Steam Goes Regional
Today then has seen the first step in a new beginning for Steam as the Store European Currency Beta has been launched. You can get the full details of this Beta here, but yours truly has done a little bit of digging around. Read on to find out what this beta actually means for you and I.
I clicked this link and found myself face to face with a Steam Store page with loads of £ signs everywhere, it was a frightful sight after many eons of the ever faithful $ being present. However I decided to press on in the knowledge that the changes would only be present for the duration of my browser session.
I decided to check out World of Goo which has just been made available in Europe. The price I saw was £16.99, now doing a quick bit of money changing I learned that this was a bit more that the £13.39 that it should be priced after converting from the US price of $20.
However, some further searching on the Steam forums revealed that VAT is now being included in the prices for sterling. Lesson learnt with World of Goo, it is cheaper to buy directly and avoid VAT than it is to buy on Steam.
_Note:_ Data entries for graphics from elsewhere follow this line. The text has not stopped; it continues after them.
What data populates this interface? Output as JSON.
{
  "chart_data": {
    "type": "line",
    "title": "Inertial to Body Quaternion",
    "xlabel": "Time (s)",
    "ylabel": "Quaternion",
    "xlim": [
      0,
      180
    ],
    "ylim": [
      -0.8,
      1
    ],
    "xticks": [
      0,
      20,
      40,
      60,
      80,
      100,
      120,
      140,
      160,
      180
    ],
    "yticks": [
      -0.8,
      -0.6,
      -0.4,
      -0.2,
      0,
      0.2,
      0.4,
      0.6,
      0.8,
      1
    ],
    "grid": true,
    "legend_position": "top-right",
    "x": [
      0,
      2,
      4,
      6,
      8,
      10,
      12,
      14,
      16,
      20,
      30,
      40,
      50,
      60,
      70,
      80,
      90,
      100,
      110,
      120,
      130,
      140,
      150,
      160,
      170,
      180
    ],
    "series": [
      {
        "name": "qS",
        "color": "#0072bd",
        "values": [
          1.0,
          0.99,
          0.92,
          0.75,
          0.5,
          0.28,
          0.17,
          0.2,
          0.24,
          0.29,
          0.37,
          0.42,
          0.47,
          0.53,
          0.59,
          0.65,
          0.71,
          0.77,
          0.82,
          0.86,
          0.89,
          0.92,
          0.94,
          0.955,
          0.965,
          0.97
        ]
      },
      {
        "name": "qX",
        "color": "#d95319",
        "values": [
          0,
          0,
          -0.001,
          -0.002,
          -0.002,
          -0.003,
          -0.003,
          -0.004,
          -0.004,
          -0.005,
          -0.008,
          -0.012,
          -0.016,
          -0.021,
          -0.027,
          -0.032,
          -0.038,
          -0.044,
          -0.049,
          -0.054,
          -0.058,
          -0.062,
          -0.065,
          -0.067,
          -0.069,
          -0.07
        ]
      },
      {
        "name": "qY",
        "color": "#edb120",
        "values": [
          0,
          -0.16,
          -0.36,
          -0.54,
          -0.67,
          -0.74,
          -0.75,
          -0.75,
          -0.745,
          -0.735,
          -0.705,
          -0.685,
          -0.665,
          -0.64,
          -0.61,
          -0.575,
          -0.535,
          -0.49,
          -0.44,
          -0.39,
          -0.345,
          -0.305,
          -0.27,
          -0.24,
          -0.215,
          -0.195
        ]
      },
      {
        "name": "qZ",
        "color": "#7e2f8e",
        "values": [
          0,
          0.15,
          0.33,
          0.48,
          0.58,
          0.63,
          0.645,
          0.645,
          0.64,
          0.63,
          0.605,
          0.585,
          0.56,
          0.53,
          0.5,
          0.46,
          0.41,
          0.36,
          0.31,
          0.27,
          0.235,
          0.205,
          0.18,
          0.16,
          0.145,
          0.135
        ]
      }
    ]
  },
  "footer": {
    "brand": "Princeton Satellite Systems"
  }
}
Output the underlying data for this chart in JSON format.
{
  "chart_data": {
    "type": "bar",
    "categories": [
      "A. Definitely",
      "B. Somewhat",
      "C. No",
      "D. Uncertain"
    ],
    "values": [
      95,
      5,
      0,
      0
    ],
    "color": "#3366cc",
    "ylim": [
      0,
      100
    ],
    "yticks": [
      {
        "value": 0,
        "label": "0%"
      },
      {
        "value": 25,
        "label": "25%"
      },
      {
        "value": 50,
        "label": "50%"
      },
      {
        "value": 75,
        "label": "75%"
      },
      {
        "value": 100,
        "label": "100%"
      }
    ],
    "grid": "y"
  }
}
I decided that this was a limited example, so I compared the prices of the top four games in the Top Sellers category with the prices of those games on amazon.co.uk
I discovered something most pleasant, the new localised prices on Steam put the games at nearly the same price as what we see at retail here in the UK. Now considering the way that the pound is performing against the dollar, well soon enough buying games with sterling on Steam will be the cheapest way of getting your games.
All the details on the regional pricing beta can be found here and the early investigation shows that this is certainly a good move from Valve.